MECHANISMS OF HEAT-TRANSFER ENHANCEMENT AND SLOW DECAY OF SWIRL IN TUBES USING TANGENTIAL INJECTION

The turbulent flowfield in a tube heated uniformly from the wall has been experimentally studied when fluid is injected tangentially. The experiments were conducted by injecting air through injectors placed on the periphery of a 88.9-mm inside diameter and 2.5-m long acrylic tube. Six injectors of 22.23-mm inside diameter were used and tangential to total momentum flux ratio of 2.67 was obtained in the experiments. Temperature profiles were measured with a resistance thermometer probe. Profiles for mean velocities in the axial and tangential directions, as well as the Reynolds stresses were obtained using a single rotated straight hot wire and a single rotated slanted hot wire anemometer. No significant difference in mean velocities and Reynolds stresses were found between the adiabatic experiments and diabatic ones. Two major mechanisms for enhancement of heat transfer are identified: (1) high maximum axial velocity near the wall produces higher heat flux from the wall; and (2) high turbulence level in the middle region of the tube improves mixing and, thus, the rate of heat transfer. Furthermore, it is observed that both the kinetic energy of the mean flow and the turbulence level decrease as swirl decays.

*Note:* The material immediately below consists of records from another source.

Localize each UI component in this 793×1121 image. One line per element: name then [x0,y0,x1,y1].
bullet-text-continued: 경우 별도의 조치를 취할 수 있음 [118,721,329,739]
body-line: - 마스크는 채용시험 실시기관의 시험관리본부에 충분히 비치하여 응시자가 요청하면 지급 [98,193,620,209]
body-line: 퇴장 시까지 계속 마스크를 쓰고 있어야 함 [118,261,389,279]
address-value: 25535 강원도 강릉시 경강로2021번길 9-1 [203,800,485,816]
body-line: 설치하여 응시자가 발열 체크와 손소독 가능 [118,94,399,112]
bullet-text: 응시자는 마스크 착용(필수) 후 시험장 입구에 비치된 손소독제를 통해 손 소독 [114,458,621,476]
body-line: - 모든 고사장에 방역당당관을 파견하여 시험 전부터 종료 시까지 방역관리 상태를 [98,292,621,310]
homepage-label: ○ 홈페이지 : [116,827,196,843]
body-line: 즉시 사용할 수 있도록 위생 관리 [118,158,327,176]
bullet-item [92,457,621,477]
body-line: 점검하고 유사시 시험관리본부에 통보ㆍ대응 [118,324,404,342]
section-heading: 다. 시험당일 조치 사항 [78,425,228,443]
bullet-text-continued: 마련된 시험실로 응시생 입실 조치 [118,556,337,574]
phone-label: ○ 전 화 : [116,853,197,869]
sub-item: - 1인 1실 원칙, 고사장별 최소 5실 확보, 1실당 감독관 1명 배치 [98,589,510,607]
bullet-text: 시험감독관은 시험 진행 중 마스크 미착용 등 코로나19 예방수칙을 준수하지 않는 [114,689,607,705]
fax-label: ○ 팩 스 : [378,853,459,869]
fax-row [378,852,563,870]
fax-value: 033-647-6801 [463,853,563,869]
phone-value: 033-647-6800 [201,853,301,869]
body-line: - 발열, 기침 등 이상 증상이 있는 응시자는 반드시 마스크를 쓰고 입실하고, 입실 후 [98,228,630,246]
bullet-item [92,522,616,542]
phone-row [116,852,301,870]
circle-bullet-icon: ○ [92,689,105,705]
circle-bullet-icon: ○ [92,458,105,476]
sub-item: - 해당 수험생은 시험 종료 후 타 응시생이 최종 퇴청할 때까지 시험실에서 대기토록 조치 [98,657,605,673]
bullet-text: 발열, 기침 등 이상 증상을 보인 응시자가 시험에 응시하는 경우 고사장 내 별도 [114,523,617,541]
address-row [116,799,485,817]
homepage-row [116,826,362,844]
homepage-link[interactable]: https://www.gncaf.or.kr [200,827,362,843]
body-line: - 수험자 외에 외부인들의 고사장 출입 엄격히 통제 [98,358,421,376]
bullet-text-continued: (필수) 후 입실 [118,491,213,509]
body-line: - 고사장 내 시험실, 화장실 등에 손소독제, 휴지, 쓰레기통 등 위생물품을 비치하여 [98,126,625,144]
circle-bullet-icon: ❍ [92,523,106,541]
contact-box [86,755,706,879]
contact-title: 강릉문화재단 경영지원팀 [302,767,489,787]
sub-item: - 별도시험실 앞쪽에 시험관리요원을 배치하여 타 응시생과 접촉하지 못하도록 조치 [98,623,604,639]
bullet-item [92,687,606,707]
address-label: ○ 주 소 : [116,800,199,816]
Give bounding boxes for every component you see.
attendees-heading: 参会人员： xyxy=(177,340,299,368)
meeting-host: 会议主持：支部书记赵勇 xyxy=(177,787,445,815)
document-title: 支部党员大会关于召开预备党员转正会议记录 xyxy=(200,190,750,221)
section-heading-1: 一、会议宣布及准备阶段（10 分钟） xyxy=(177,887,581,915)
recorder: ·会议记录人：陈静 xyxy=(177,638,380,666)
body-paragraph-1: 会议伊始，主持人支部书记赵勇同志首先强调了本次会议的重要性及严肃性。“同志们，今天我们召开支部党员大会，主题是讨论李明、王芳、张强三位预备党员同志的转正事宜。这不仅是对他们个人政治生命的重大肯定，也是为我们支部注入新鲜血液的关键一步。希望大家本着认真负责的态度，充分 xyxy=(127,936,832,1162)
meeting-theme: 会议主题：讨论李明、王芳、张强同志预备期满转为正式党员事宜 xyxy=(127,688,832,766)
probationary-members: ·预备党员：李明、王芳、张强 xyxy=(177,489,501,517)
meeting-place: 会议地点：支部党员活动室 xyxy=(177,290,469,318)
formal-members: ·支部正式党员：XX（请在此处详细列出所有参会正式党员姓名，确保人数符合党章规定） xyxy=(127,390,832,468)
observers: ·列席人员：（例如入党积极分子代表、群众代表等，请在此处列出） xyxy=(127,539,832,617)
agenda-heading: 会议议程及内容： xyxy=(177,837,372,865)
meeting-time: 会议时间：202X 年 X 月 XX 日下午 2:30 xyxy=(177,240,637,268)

However, during the decay process, the high turbulence-energy-production from Reynolds stresses is necessary to transfer the kinetic energy of the mean flow to the turbulence energy. This high turbulence-production, in turn, slows down the rate of decrease of the turbulence level. As a result, the swirl and the heat transfer enhancement are preserved for a long distance.